Research output: Contribution to journalArticlepeer-review

9 Citations (Scopus)

Abstract

We present 3 children with homozygous null variants in the PPP1R21 gene. A 3-year-old girl had profound developmental delay, hypotonia and weakness, poor feeding, recurrent chest infections and respiratory failure, rotatory nystagmus, absent reflexes, and a homozygous nonsense variant c.2089C>T (p.Arg697*). A 2-year-old boy had profound developmental delay, weakness and hypotonia, recurrent chest infections and respiratory distress, undescended testes, rotatory nystagmus, hyporeflexia, and a homozygous nonsense variant c.427C>T (p.Arg143*). An 11-year-old girl with profound developmental delay, weakness and hypotonia, stereotypic movements, growth failure, hyporeflexia, and a homozygous frameshift variant c.87_88delAG (p.Gly30Cysfs*4). In addition, these children shared common facial features (thick eyebrows, hypertelorism, broad nasal bridge, short nose with upturned nasal tip and broad low-hanging columella, thick lips, low-set ears, and coarse facies with excessive facial hair), and brain abnormalities (cerebellar vermis hypoplasia, ventricular dilatation, and reduced white matter volume).
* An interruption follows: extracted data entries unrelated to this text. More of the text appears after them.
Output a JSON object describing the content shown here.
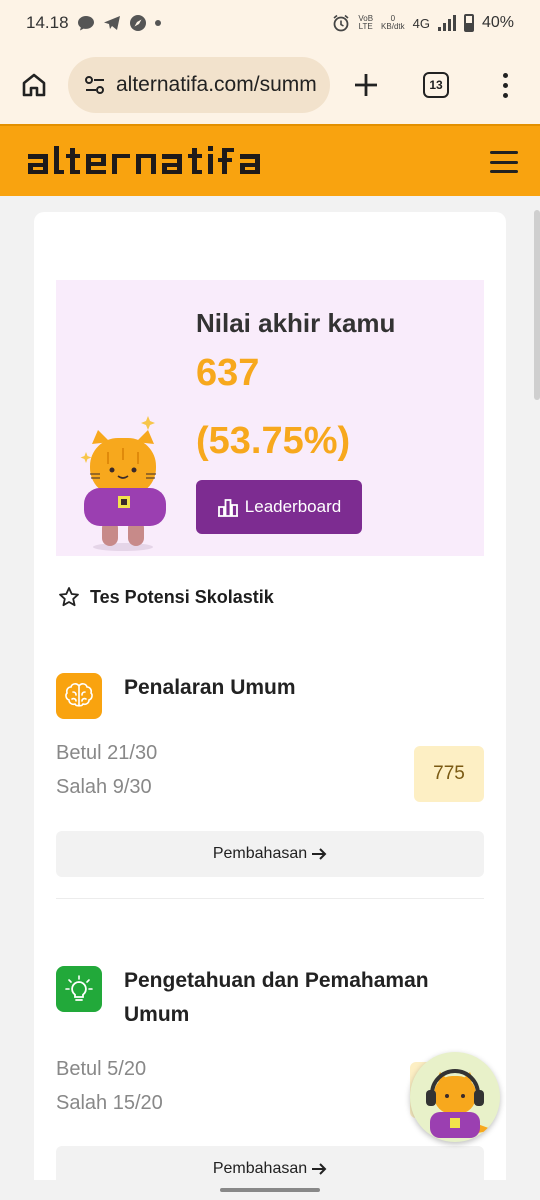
{
  "status_bar": {
    "time": "14.18",
    "volte_top": "VoB",
    "volte_bottom": "LTE",
    "speed_top": "0",
    "speed_bottom": "KB/dtk",
    "network": "4G",
    "battery": "40%"
  },
  "browser": {
    "url": "alternatifa.com/summ",
    "tab_count": "13"
  },
  "site": {
    "logo_text": "alternatifa"
  },
  "result": {
    "title": "Nilai akhir kamu",
    "score": "637",
    "percent": "(53.75%)",
    "leaderboard_label": "Leaderboard"
  },
  "category": {
    "label": "Tes Potensi Skolastik"
  },
  "subtests": [
    {
      "name": "Penalaran Umum",
      "correct": "Betul 21/30",
      "wrong": "Salah 9/30",
      "score": "775",
      "explain_label": "Pembahasan",
      "icon": "brain-icon",
      "icon_color": "#f9a30f"
    },
    {
      "name": "Pengetahuan dan Pemahaman Umum",
      "correct": "Betul 5/20",
      "wrong": "Salah 15/20",
      "score": "",
      "explain_label": "Pembahasan",
      "icon": "lightbulb-icon",
      "icon_color": "#22a93a"
    }
  ],
  "colors": {
    "brand_orange": "#f9a30f",
    "brand_purple": "#7d2c91",
    "score_accent": "#f7a81d"
  }
}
Although PPP1R21 has not yet been linked to human disease, the consistency in the phenotype of individuals from unrelated families, the nature of the variants which result in truncated proteins, and the expected vital role for PPP1R21 in cellular function, all support that PPP1R21 is a novel disease-associated gene responsible for the phenotype observed in these individuals.

Original languageEnglish
Pages (from-to)351-355
Number of pages5
JournalClinical Genetics
Volume94
Issue number3-4
DOIs
Publication statusPublished - Oct 2018

Keywords

  • Novel gene
  • PPP1R21
  • protein phosphatase
  • vermis hypoplasia
  • whole-exome sequencing

ASJC Scopus subject areas

  • Genetics
  • Genetics(clinical)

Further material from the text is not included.